Category: Album – 11 tracks, runtime – 37 min
Genre: Electronic
Release Date: 27.Feb.2026
Rating: ★★★★★★★★★★ – 10/10
Since we started out as an outfit in 2024, we’ve never assigned ten stars to a full-length studio album, well… until now! Two things that should demonstrate: For one, we’re not in the business of puff pieces, as restated multiple times. But secondly, what a unit this joint is, sheesh!
For background’s sake, this newest project by Berlin-based Kenyan alt pop enigma, Kabeaushé, is concept-driven, premised on a character dubbed Herr IGGY, sovereign of the Doerf Kingdom. The quirky camp of it all! So anyways, it’s one of them rise-and-fall arcs of a pompous character type thing, with allusions to cinematic works by greats like Sergei Eisenstein, Stanley Kubrick and Ridley Scott. The outworking of Shé’s artistic vision here is less of a chronicling of history, and more of a recontextualization of the psyche of a larger-than-life ruler.

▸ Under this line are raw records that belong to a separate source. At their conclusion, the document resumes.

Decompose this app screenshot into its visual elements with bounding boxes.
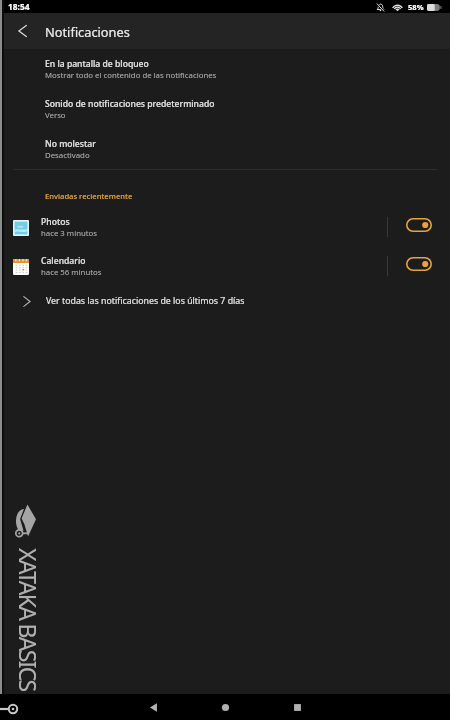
staticText: hace 3 minutos	[41, 228, 98, 239]
staticText: Verso	[45, 110, 66, 121]
button[interactable]: Home	[189, 694, 261, 720]
staticText: Photos	[41, 216, 70, 228]
button[interactable]: Recent apps	[261, 694, 333, 720]
staticText: Notificaciones	[45, 23, 130, 40]
staticText: XATAKA BASICS	[13, 548, 44, 691]
staticText: Sonido de notificaciones predeterminado	[45, 98, 215, 110]
button[interactable]: Back	[117, 694, 189, 720]
button[interactable]: No molestar	[0, 134, 450, 168]
button[interactable]: Toggle Photos notifications	[406, 218, 432, 232]
button[interactable]: Photos	[0, 210, 450, 244]
staticText: Enviadas recientemente	[45, 191, 133, 201]
button[interactable]: Sonido de notificaciones predeterminado	[0, 94, 450, 128]
staticText: Calendario	[41, 255, 86, 267]
staticText: 18:54	[8, 1, 30, 12]
button[interactable]: Back	[0, 13, 45, 49]
staticText: 58%	[408, 2, 424, 12]
staticText: Mostrar todo el contenido de las notific…	[45, 70, 217, 81]
button[interactable]: En la pantalla de bloqueo	[0, 54, 450, 88]
staticText: Ver todas las notificaciones de los últi…	[46, 295, 245, 307]
button[interactable]: Toggle Calendario notifications	[406, 257, 432, 271]
staticText: hace 56 minutos	[41, 267, 102, 278]
button[interactable]: Ver todas las notificaciones de los últi…	[0, 289, 450, 313]
button[interactable]: Calendario	[0, 249, 450, 283]
staticText: Desactivado	[45, 150, 90, 161]
staticText: No molestar	[45, 138, 96, 150]
staticText: En la pantalla de bloqueo	[45, 58, 149, 70]
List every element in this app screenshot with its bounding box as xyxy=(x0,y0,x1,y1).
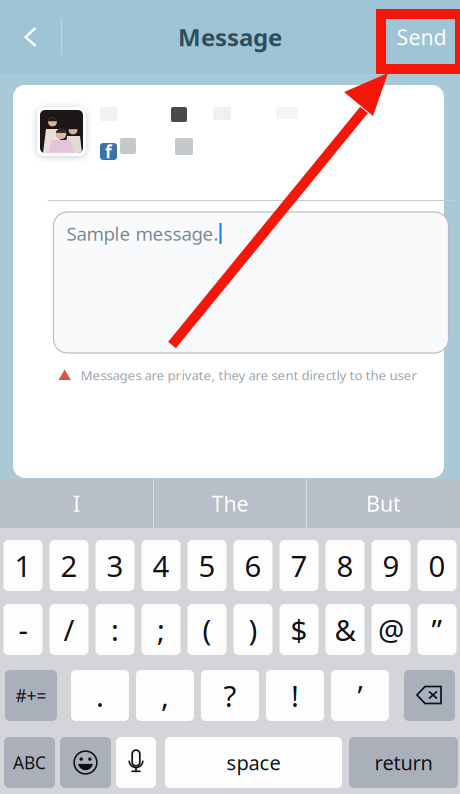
staticText: ; xyxy=(157,610,165,649)
button[interactable]: 5 xyxy=(188,540,226,591)
staticText: space xyxy=(226,749,280,776)
button[interactable]: return xyxy=(349,737,458,788)
button[interactable]: / xyxy=(50,604,88,655)
staticText: 2 xyxy=(60,546,78,585)
button[interactable]: ” xyxy=(418,604,456,655)
staticText: ) xyxy=(248,610,258,649)
staticText: 0 xyxy=(428,546,446,585)
button[interactable]: Back xyxy=(0,0,61,74)
button[interactable]: 9 xyxy=(372,540,410,591)
staticText: @ xyxy=(378,610,404,649)
button[interactable]: 4 xyxy=(142,540,180,591)
staticText: 4 xyxy=(152,546,170,585)
button[interactable]: Emoji keyboard xyxy=(60,737,111,788)
staticText: , xyxy=(161,676,169,715)
button[interactable]: ! xyxy=(266,670,324,721)
staticText: & xyxy=(334,610,356,649)
button[interactable]: 3 xyxy=(96,540,134,591)
button[interactable]: @ xyxy=(372,604,410,655)
staticText: return xyxy=(374,749,432,776)
button[interactable]: But xyxy=(307,479,460,528)
button[interactable]: 2 xyxy=(50,540,88,591)
button[interactable]: 8 xyxy=(326,540,364,591)
button[interactable]: 1 xyxy=(4,540,42,591)
staticText: / xyxy=(64,610,74,649)
button[interactable]: . xyxy=(71,670,129,721)
staticText: - xyxy=(18,610,28,649)
button[interactable]: - xyxy=(4,604,42,655)
staticText: ABC xyxy=(13,751,46,774)
staticText: 9 xyxy=(382,546,400,585)
button[interactable]: ? xyxy=(201,670,259,721)
button[interactable]: 7 xyxy=(280,540,318,591)
staticText: : xyxy=(111,610,119,649)
staticText: I xyxy=(73,489,80,518)
staticText: ? xyxy=(224,676,236,715)
button[interactable]: Delete xyxy=(404,670,455,721)
button[interactable]: #+= xyxy=(5,670,57,721)
staticText: 7 xyxy=(290,546,308,585)
button[interactable]: I xyxy=(0,479,153,528)
button[interactable]: Dictate xyxy=(116,737,156,788)
button[interactable]: ) xyxy=(234,604,272,655)
staticText: 3 xyxy=(106,546,124,585)
button[interactable]: 0 xyxy=(418,540,456,591)
staticText: ( xyxy=(202,610,212,649)
button[interactable]: ; xyxy=(142,604,180,655)
staticText: Sample message. xyxy=(66,221,218,246)
button[interactable]: Send xyxy=(383,0,460,74)
button[interactable]: 6 xyxy=(234,540,272,591)
button[interactable]: ( xyxy=(188,604,226,655)
staticText: f xyxy=(105,140,112,163)
staticText: ’ xyxy=(358,676,362,715)
staticText: 1 xyxy=(14,546,32,585)
staticText: Message xyxy=(178,21,282,53)
staticText: . xyxy=(96,676,104,715)
button[interactable]: : xyxy=(96,604,134,655)
staticText: Messages are private, they are sent dire… xyxy=(80,366,418,384)
button[interactable]: , xyxy=(136,670,194,721)
staticText: ! xyxy=(291,676,299,715)
staticText: Send xyxy=(396,23,446,51)
button[interactable]: $ xyxy=(280,604,318,655)
staticText: The xyxy=(212,489,248,518)
staticText: #+= xyxy=(16,684,46,707)
button[interactable]: & xyxy=(326,604,364,655)
staticText: 8 xyxy=(336,546,354,585)
staticText: $ xyxy=(290,610,308,649)
button[interactable]: ABC xyxy=(4,737,55,788)
staticText: But xyxy=(366,489,401,518)
button[interactable]: space xyxy=(165,737,342,788)
button[interactable]: ’ xyxy=(331,670,389,721)
staticText: 6 xyxy=(244,546,262,585)
staticText: ” xyxy=(432,610,442,649)
button[interactable]: The xyxy=(154,479,306,528)
staticText: 5 xyxy=(198,546,216,585)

To bask to the max, we’ll have a go at this in a clustered format:
First off with the opener, you’ve got a wordless sonic synopsis, if you will, under three minutes, signalling by texture what will come up over the next ten tracks of the joint. Cue train ride effects, a tense cinematic string arrangement paying off in a fuller angular orchestration, buoyed by anthemic drumkicks of the marching band variety. And just as the whole affair swells to a satisfying grand peak, in typical Shé fashion, dude deflates the buildup with an irreverent affectation of longdrawn spit. Yup, thick spit. Had a tie-in to a metaphor there, but we choose to spare you, cultured readers😂
Our pick for fav track of the joint has to be “WE LIVE FOR FREE”. Shé-core as they come. Spasmically stacked heaps of vocal layers across ringy jolts of a sonic carpet, punctuated with an alluringly delicate lyrical impulse.
In terms of the middle bulk, we were more drawn to a streak of self-referential meta numbers in the cheekily titled “Untitled 1981” and “I DON’T NEED YOU, SO YOU COULD TELL ME IF I’M GUD”. There’s a delightful breaking of the fourth wall that loosens the potentially stretched metaphor that is the tale of the project. Sonically though, it’s the latter piece that seems the fullest. What with the funky churchy bounciness and high-pitched vocal chatterings, accented by them bobby claps, neat!
Amidst all the cheffery, the team back here felt that one of the other subdued-yet-outstanding elements of joint was that swelly piano that’s thankfully floated up to take on the helm on “Before You Say”, and sneaked in on the closer to seal the whole affair.
Nifty and emblematic of the whole intentional lot of numbers on here. Dude cheffed! So much so, we may need a fuller feature to recontextualize this album in his broader catalog.